Starship pilot who has miraculously not exploded yet
"This is your ship?" Linden says, giving the small vessel a curious once-over as they mount the gangplank.
"Property doesn't own ships," the android says sweetly, grinning at her rolled eyes. "It is the one I arrived aboard."
Linden starts to say something else, then breaks off as they near the open hatch. "You have a coolant leak," she says instead, concerned. "Can you smell that?"
"It's fine," the android says. "It's not even that toxic to humans. I picked up a drum of it to top up."
"It's a sealed loop," Linden says. "It shouldn't need topping up. And it's flammable."
"I'm going," the android says, less brightly, "three more hops. That's exactly how long I need the ship to hold out. It's fine."
"It won't be fine if you have an explosion on board!"
It shrugs defensively. "I don't particularly need to breathe."

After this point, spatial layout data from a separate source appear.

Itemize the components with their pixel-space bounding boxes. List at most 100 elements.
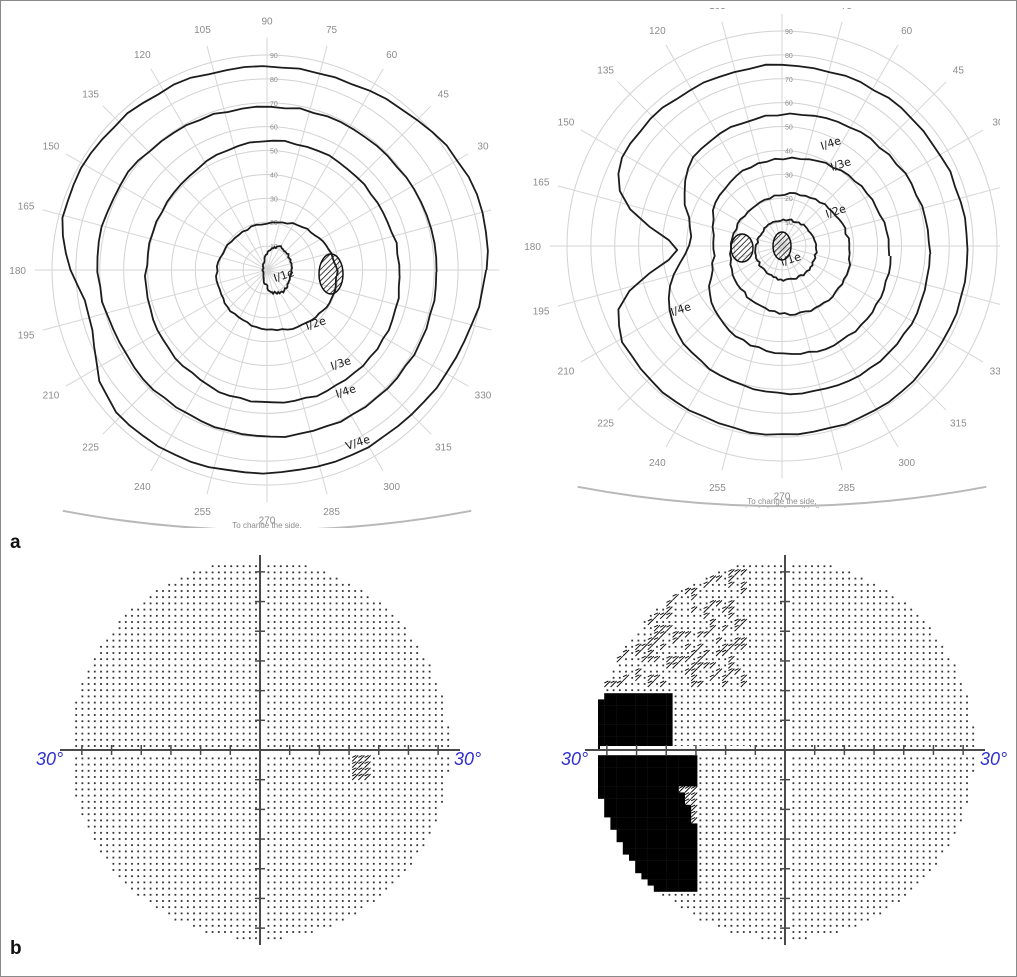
sensitivity-dot xyxy=(848,670,851,673)
sensitivity-dot xyxy=(230,850,233,853)
sensitivity-dot xyxy=(749,707,751,710)
sensitivity-dot xyxy=(112,695,115,698)
sensitivity-dot xyxy=(966,745,968,747)
sensitivity-dot xyxy=(866,714,869,716)
sensitivity-dot xyxy=(422,788,425,791)
sensitivity-dot xyxy=(360,738,363,741)
sensitivity-dot xyxy=(298,813,301,816)
sensitivity-dot xyxy=(360,807,363,809)
sensitivity-dot xyxy=(106,776,109,778)
sensitivity-dot xyxy=(761,590,764,592)
sensitivity-dot xyxy=(928,720,931,723)
sensitivity-dot xyxy=(885,695,888,698)
sensitivity-dot xyxy=(811,565,813,568)
sensitivity-dot xyxy=(910,664,913,667)
sensitivity-dot xyxy=(298,614,301,617)
sensitivity-dot xyxy=(273,658,276,661)
sensitivity-dot xyxy=(323,887,326,890)
sensitivity-dot xyxy=(385,782,388,785)
sensitivity-dot xyxy=(705,683,708,685)
sensitivity-dot xyxy=(174,664,177,667)
sensitivity-dot xyxy=(780,590,782,592)
sensitivity-dot xyxy=(879,596,882,599)
sensitivity-dot xyxy=(372,776,375,778)
sensitivity-dot xyxy=(410,676,412,679)
scotoma-cell xyxy=(641,705,648,712)
sensitivity-dot xyxy=(718,583,720,586)
sensitivity-dot xyxy=(118,850,121,853)
scotoma-cell xyxy=(622,718,630,725)
sensitivity-dot xyxy=(947,689,950,692)
sensitivity-dot xyxy=(155,670,158,673)
sensitivity-dot xyxy=(410,807,412,809)
sensitivity-dot xyxy=(304,670,307,673)
sensitivity-dot xyxy=(292,844,295,847)
sensitivity-dot xyxy=(780,769,782,772)
sensitivity-dot xyxy=(718,726,720,729)
sensitivity-dot xyxy=(848,695,851,698)
sensitivity-dot xyxy=(848,577,851,580)
sensitivity-dot xyxy=(162,738,164,741)
sensitivity-dot xyxy=(767,807,770,809)
scotoma-cell xyxy=(629,730,636,737)
relative-defect-cell xyxy=(684,655,692,663)
sensitivity-dot xyxy=(205,621,208,623)
sensitivity-dot xyxy=(143,862,146,865)
sensitivity-dot xyxy=(959,707,962,710)
sensitivity-dot xyxy=(817,807,820,809)
sensitivity-dot xyxy=(360,782,363,785)
sensitivity-dot xyxy=(366,794,369,797)
sensitivity-dot xyxy=(242,757,245,760)
sensitivity-dot xyxy=(236,652,239,654)
sensitivity-dot xyxy=(854,714,857,716)
sensitivity-dot xyxy=(941,776,944,778)
sensitivity-dot xyxy=(143,856,146,859)
sensitivity-dot xyxy=(897,645,900,648)
sensitivity-dot xyxy=(385,738,388,741)
sensitivity-dot xyxy=(767,571,770,574)
sensitivity-dot xyxy=(811,583,813,586)
sensitivity-dot xyxy=(118,776,121,778)
sensitivity-dot xyxy=(286,838,288,840)
sensitivity-dot xyxy=(842,794,844,797)
sensitivity-dot xyxy=(267,683,270,685)
sensitivity-dot xyxy=(180,608,183,611)
sensitivity-dot xyxy=(354,850,357,853)
sensitivity-dot xyxy=(928,701,931,704)
sensitivity-dot xyxy=(385,813,388,816)
sensitivity-dot xyxy=(680,714,683,716)
scotoma-cell xyxy=(660,811,667,818)
sensitivity-dot xyxy=(93,769,96,772)
scotoma-cell xyxy=(629,699,636,706)
sensitivity-dot xyxy=(966,788,968,791)
sensitivity-dot xyxy=(379,844,381,847)
sensitivity-dot xyxy=(292,776,295,778)
sensitivity-dot xyxy=(149,862,152,865)
sensitivity-dot xyxy=(168,825,171,828)
radial-label: 90 xyxy=(270,53,278,60)
sensitivity-dot xyxy=(835,683,838,685)
sensitivity-dot xyxy=(730,621,733,623)
sensitivity-dot xyxy=(742,565,745,568)
sensitivity-dot xyxy=(749,658,751,661)
sensitivity-dot xyxy=(922,732,925,735)
sensitivity-dot xyxy=(391,769,394,772)
sensitivity-dot xyxy=(93,788,96,791)
sensitivity-dot xyxy=(205,689,208,692)
sensitivity-dot xyxy=(897,633,900,636)
sensitivity-dot xyxy=(162,906,164,909)
sensitivity-dot xyxy=(242,695,245,698)
sensitivity-dot xyxy=(93,676,96,679)
sensitivity-dot xyxy=(310,776,313,778)
sensitivity-dot xyxy=(304,931,307,933)
sensitivity-dot xyxy=(928,776,931,778)
sensitivity-dot xyxy=(124,714,127,716)
sensitivity-dot xyxy=(180,745,183,747)
sensitivity-dot xyxy=(149,720,152,723)
scotoma-cell xyxy=(647,761,654,768)
sensitivity-dot xyxy=(736,608,739,611)
sensitivity-dot xyxy=(211,819,214,822)
sensitivity-dot xyxy=(360,850,363,853)
sensitivity-dot xyxy=(767,664,770,667)
sensitivity-dot xyxy=(724,670,727,673)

"Your heat management isn't designed for vacuum." She shakes her head. "And — assuming the only damage was venting the hull, which is not good risk management — that would still effectively turn the ship into a random, uncontrolled reaction mass thruster. Who knows whether you'd still get to the end of the hop?"
"I am going," the android says, "to plug the recesses in the drive case where I can see coolant dripping out, with tampons, and I am going to leave this planet, and whether I get anywhere is not your problem."
"Dripping?" Linden says, voice rising with horror, and stares at the android, which stares back.
"It's a figure of speech!" it says, and attempts to herd her away from the threshold of the hatch and back down the plank.